Recuerdo, entonces, que Oviedo imprime unos afiches diseñados por Camilo Mori, en la misma época en que Balmes es ayudante del curso de dibujo que éste  imparte en la Facultad de Arquitectura, porque  los post-impresionistas  que  controlan la Facultad de Bellas Artes no lo dejan hacer clases.  No está mal, ¿verdad? Entonces, Oviedo es egresado de Artes Aplicadas, al igual que Santiago Nattino.  Por lo cual, todos se conocían. Balmes, Nattino, Oviedo. Y Fernando Ortiz, a quien conoce desde que era alumno de secundaria.  Una “generación”  en la “pintura plebeya”, en sentido estricto.  Aunque Ortiz se inscribe en música.  Claro que si:  siempre, Balmes me habló de Ortiz, como su compañero más cercano en el “comunismo universitario” de los años setenta. 

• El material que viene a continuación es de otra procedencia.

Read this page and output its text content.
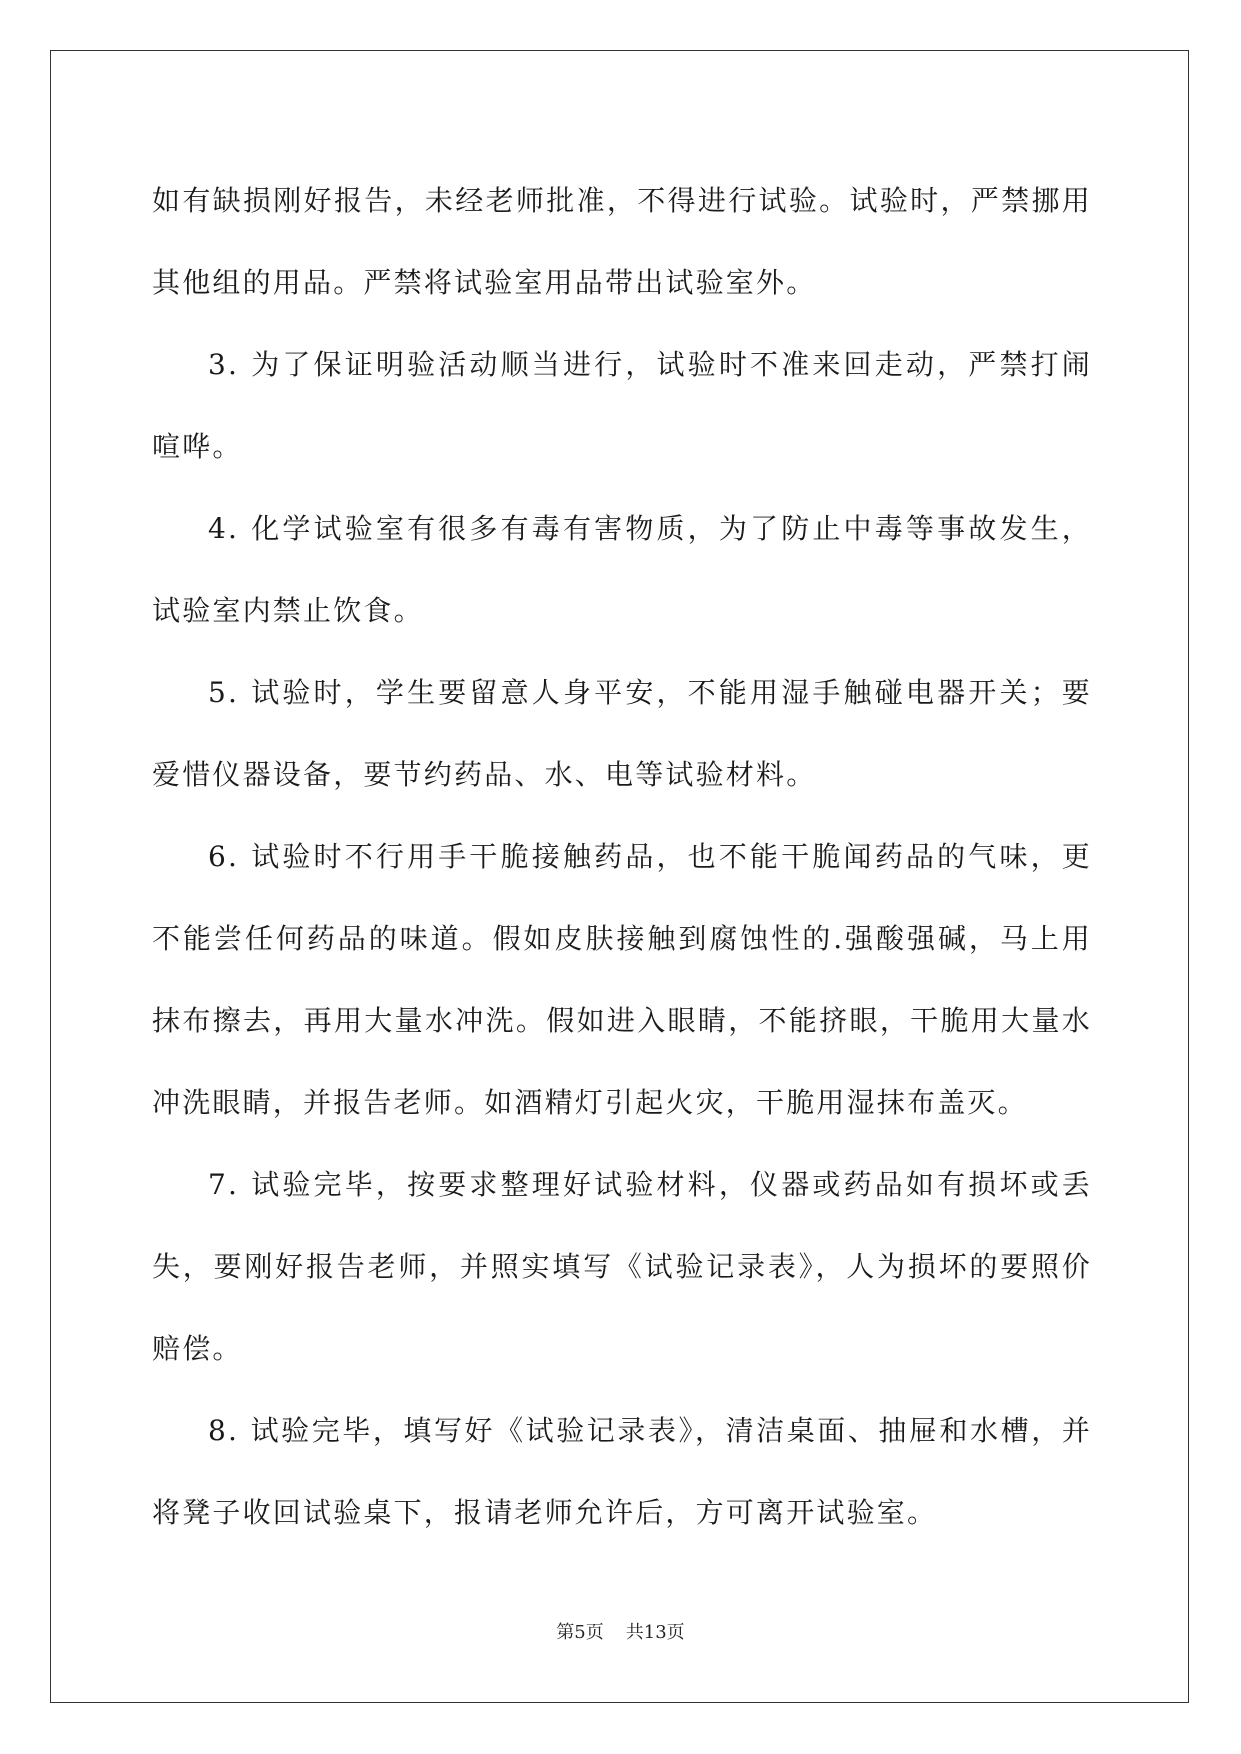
如有缺损刚好报告，未经老师批准，不得进行试验。试验时，严禁挪用其他组的用品。严禁将试验室用品带出试验室外。

3. 为了保证明验活动顺当进行，试验时不准来回走动，严禁打闹喧哗。

4. 化学试验室有很多有毒有害物质，为了防止中毒等事故发生，试验室内禁止饮食。

5. 试验时，学生要留意人身平安，不能用湿手触碰电器开关；要爱惜仪器设备，要节约药品、水、电等试验材料。

6. 试验时不行用手干脆接触药品，也不能干脆闻药品的气味，更不能尝任何药品的味道。假如皮肤接触到腐蚀性的.强酸强碱，马上用抹布擦去，再用大量水冲洗。假如进入眼睛，不能挤眼，干脆用大量水冲洗眼睛，并报告老师。如酒精灯引起火灾，干脆用湿抹布盖灭。

7. 试验完毕，按要求整理好试验材料，仪器或药品如有损坏或丢失，要刚好报告老师，并照实填写《试验记录表》，人为损坏的要照价赔偿。

8. 试验完毕，填写好《试验记录表》，清洁桌面、抽屉和水槽，并将凳子收回试验桌下，报请老师允许后，方可离开试验室。

第5页 共13页
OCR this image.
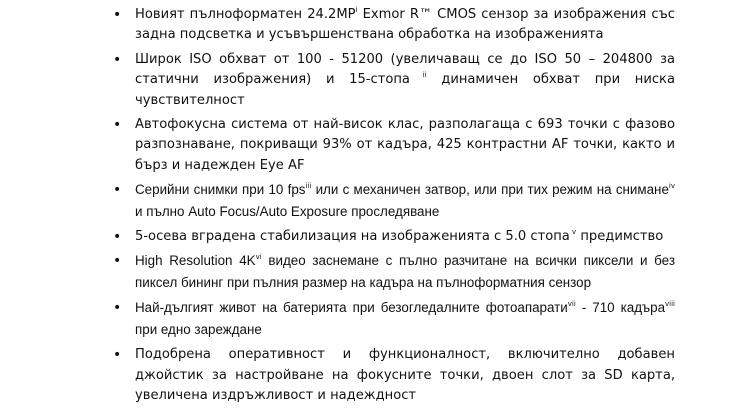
• Новият пълноформатен $24.2MP^i$ Exmor R™ CMOS сензор за изображения със задна подсветка и усъвършенствана обработка на изображенията
• Широк ISO обхват от 100 - 51200 (увеличаващ се до ISO 50 – 204800 за статични изображения) и 15-стопа $^{ii}$ динамичен обхват при ниска чувствителност
• Автофокусна система от най-висок клас, разполагаща с 693 точки с фазово разпознаване, покриващи 93% от кадъра, 425 контрастни AF точки, както и бърз и надежден Eye AF
• Серийни снимки при 10 fps$^{iii}$ или с механичен затвор, или при тих режим на снимане$^{iv}$ и пълно Auto Focus/Auto Exposure проследяване
• 5-осева вградена стабилизация на изображенията с 5.0 стопа $^v$ предимство
• High Resolution $4K^{vi}$ видео заснемане с пълно разчитане на всички пиксели и без пиксел бининг при пълния размер на кадъра на пълноформатния сензор
• Най-дългият живот на батерията при безогледалните фотоапарати$^{vii}$ - 710 кадъра$^{viii}$ при едно зареждане
• Подобрена оперативност и функционалност, включително добавен джойстик за настройване на фокусните точки, двоен слот за SD карта, увеличена издръжливост и надеждност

Balmes produjo esta edición de serigrafías en relación a la muerte del trabajador José Ricardo Ahumada Vásquez,  a manos de la ultraderecha, ocurrida durante una marcha en defensa del gobierno popular.  Esa edición quedó “guardada” en Estudios Norte. Todos esos años. Hasta que Balmes resuelve trabajar sobre el cuerpo de dicha edición, en 1986.  Sin embargo, hay que decir que esta edición de grabado tiene su origen en una pintura de acrílico sobre tela (105 x 95 cms).  Sin embargo, hubo una cierta cantidad de dibujos preparatorios que fueron expuestos en una de las salas de la planta baja del edificio de la UNCTAD III. Es muy probable que uno de estos dibujos haya sido el origen de la serigrafía.

Pues bien: Francisco González-Vera realiza un magnífico análisis de esta serigrafía, y luego, de la intervención que realiza Balmes en 1986, sobre el cuerpo-de-papel de la edición de 1973, en “José Balmes: obra urgente” (Ocholibros, 2010).  Papel quemado, como se advertirá, en la Serie de los Caídos (Homenaje a Rodrigo Rojas y Carmen Gloria Quintana / 1986). 

En esta obra, el procedimiento fue  distinto al de la pintura “NO”, cuyo punto de partida fue un afiche (No a la sedición). Las cosas, en Balmes, iban de la pintura al grabado, del grabado a la pintura,  con las transiciones de rigor y sus efectos materiales. Es decir, materialidad de la pintura y materialidad del dibujo.  Para no ser menos y dejar en claro que existía una ideología picto-gráfica que era propia de la escuela, de esa escuela, en esa Facultad, de la Balmes, en ese momento era el decano.